Angestachelt von meiner medialen Berühmtheit meldet sich nun auch das online Pferdemagazin pferde.de bei mir mit dem Wunsch nach einem Interview. Das ist aber noch nicht erschienen, weil andere aktuelle Themen Vorrang haben: Mückensaison, Anweiden, Fohlengeburt und Fellwechsel. Wie auch immer – so viel Presse hatte ich noch nie in einem Monat. Der einzige Artikel über meine Arbeit, der zuvor je geschrieben wurde, ist aus dem Jahr 2020, als die Hochschule für Schauspielkunst Ernst Busch aus Berlin ein paar ihrer Studierenden zu mir entsandte für einen 4-Tages-Workshop im sommerlich heißen August (hier zum Nachlesen).

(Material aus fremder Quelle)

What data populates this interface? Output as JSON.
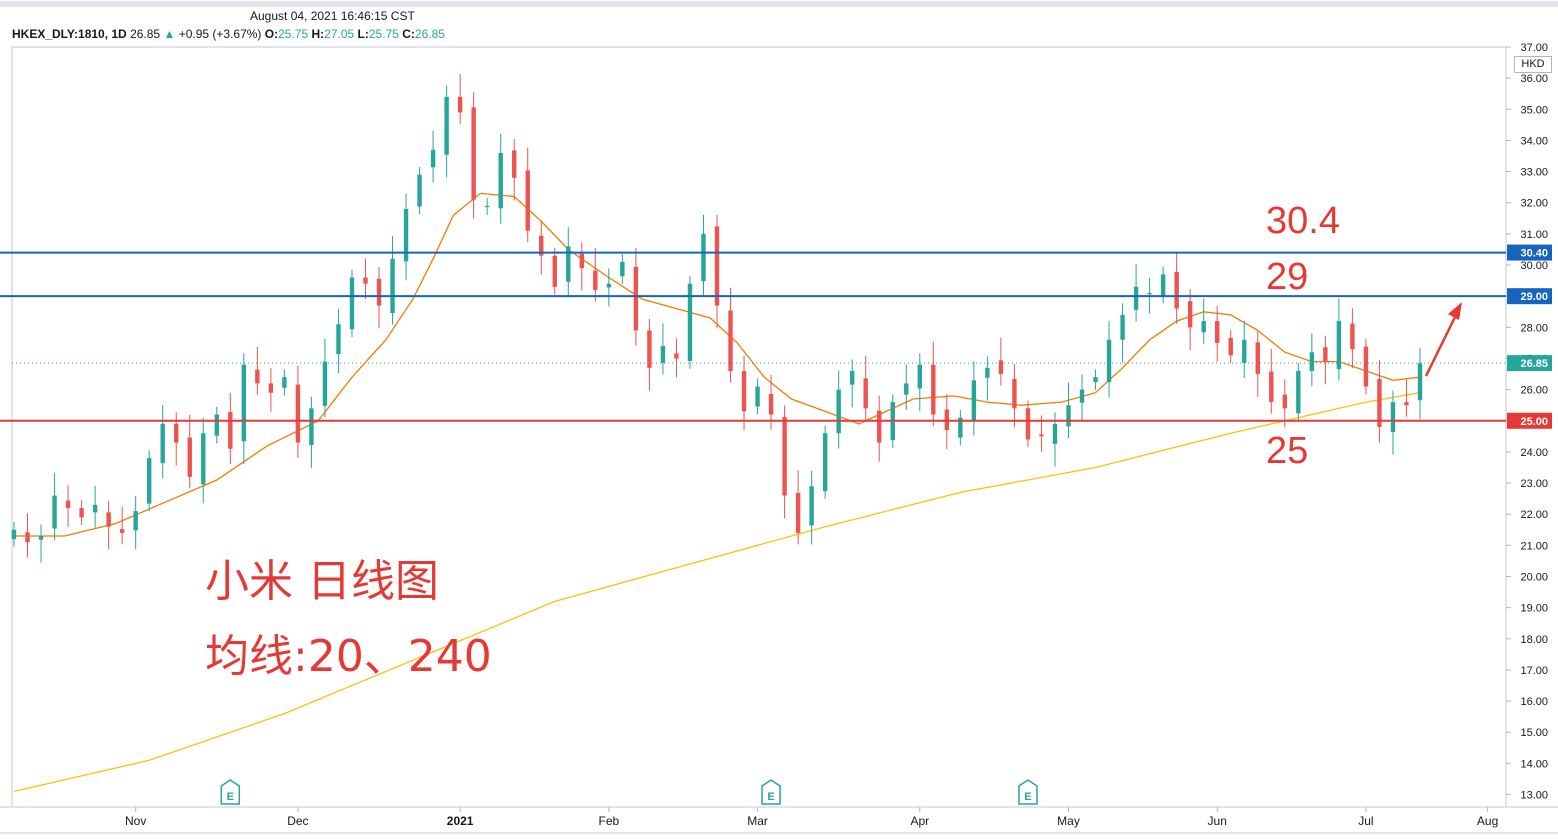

Ob diese Medienpräsenz nachhaltig etwas gebracht hat? Keine Ahnung, dafür ist es erst zu kurz her. Eher nichts, würde ich sagen. Ich war stolz darauf, dass mein Jüngster anerkennend sagte: „Hey, bist voll die Media-Mum!“ und erleichtert, dass der mich beim Einkaufen umwehende Pferdeduft nun eine Art tiefere Rechtfertigung besitzt – ansonsten war’s das aber auch schon.

Zeitungsartikel

Zweifel, Mißtrauen und der Rest

Und damit wären wir auch schon da: Mein April war auch innerlich eine Eiszeit. Mich plagten Zweifel aller Art. Wie erreiche ich meine Wunschkundinnen (ich fokussierte mich immer stärker auf LinkedIn – auch wegen des Umgangstons und dem Wunsch nach B2B für mein Angebot)? Welche Art der Sprache und der Bilder erreicht die richtigen Menschen (inzwischen kürze ich meine Sätze und meine Ironie)? Gebe ich zu viel kostenlos raus? Sind meine Angebote zu teuer? Oder einfach nicht attraktiv genug? Was fehlt? Was ist zu viel? WAS IST RICHTIG? Ich war das Experimentieren leid. Zumal die Resultate widersprüchlich waren.

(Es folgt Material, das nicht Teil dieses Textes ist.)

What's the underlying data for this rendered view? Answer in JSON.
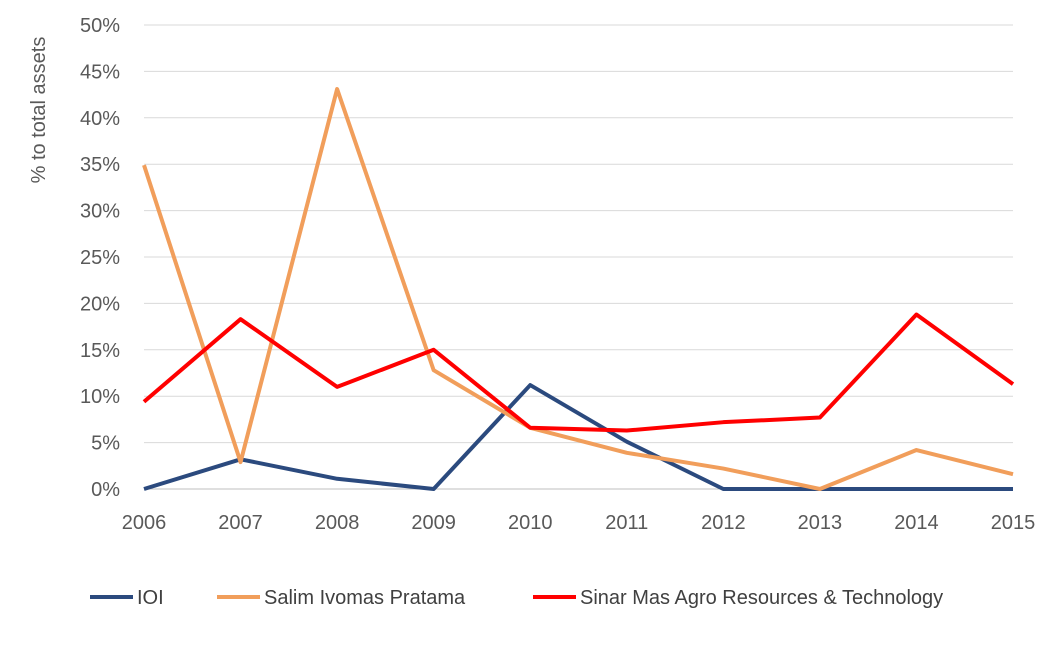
{
  "chart_data": {
    "type": "line",
    "title": "",
    "xlabel": "",
    "ylabel": "% to total assets",
    "ylim": [
      0,
      50
    ],
    "yticks": [
      "0%",
      "5%",
      "10%",
      "15%",
      "20%",
      "25%",
      "30%",
      "35%",
      "40%",
      "45%",
      "50%"
    ],
    "categories": [
      "2006",
      "2007",
      "2008",
      "2009",
      "2010",
      "2011",
      "2012",
      "2013",
      "2014",
      "2015"
    ],
    "grid": true,
    "legend": "bottom",
    "series": [
      {
        "name": "IOI",
        "color": "#2b4a7e",
        "values": [
          0,
          3.2,
          1.1,
          0,
          11.2,
          5.1,
          0,
          0,
          0,
          0
        ]
      },
      {
        "name": "Salim Ivomas Pratama",
        "color": "#f19e5b",
        "values": [
          34.9,
          2.9,
          43.1,
          12.8,
          6.6,
          3.9,
          2.2,
          0,
          4.2,
          1.6
        ]
      },
      {
        "name": "Sinar Mas Agro Resources & Technology",
        "color": "#ff0000",
        "values": [
          9.4,
          18.3,
          11.0,
          15.0,
          6.6,
          6.3,
          7.2,
          7.7,
          18.8,
          11.3
        ]
      }
    ]
  }
}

Und dann kam noch etwas hinzu, was mich phasenweise wirklich frustrierte. Meine Webinare, Posts und Newsletter bekamen sehr viel Anerkennung in Form von Kommentaren, Testimonials und Antworten – aber sie brachten kaum Kunden. Mich beschleicht ein blöder Gedanke: ist überschwängliches Lob eine Art zu sagen „Verzeihung, dass ich dich nicht buche.“? Denn je mehr Enthusiasmus und Wirbel nach außen, desto stiller wurde es in meinen Verkäufen. Und das Schlimmste daran ist, dass ich das Gefühl habe, einen entscheidenden Fehler zu machen. Ich verschwende meine Zeit und meine Inhalte kostenlos und scheine damit meinen Wert in den Augen vieler zu untergraben. Und nachdem man kostenlos zugegriffen hat, fühlt man sich genötigt, etwas besonders Nettes zu sagen… Mit anderen Worten: Mißtrauen und Selbstzweifel haben mir jede Anerkennung schal werden lassen und (angebliche) Erfolge in meinen Augen zunichte gemacht.

Das fühlt sich gerade nicht gut an. Ich merke, dass ich nicht mehr ohne Skepsis arbeite, wo doch mein fröhlicher Optimismus bisher meine Geheimwaffe war. Jetzt kommt er mir dilettantisch vor. Was mache ich nun damit? Ich nehme mir etwas mehr Zeit für alles, was mich glücklich macht: Ausritte mit meinem Fels in der Brandung (Andrej, mein Pferd, auf dessen Loyalität Verlass ist), ein Buch lesen, das nichts mit Business zu tun hat, im Wald sitzen und meinem Hund Jim dabei zusehen, wie er das Leben schön findet.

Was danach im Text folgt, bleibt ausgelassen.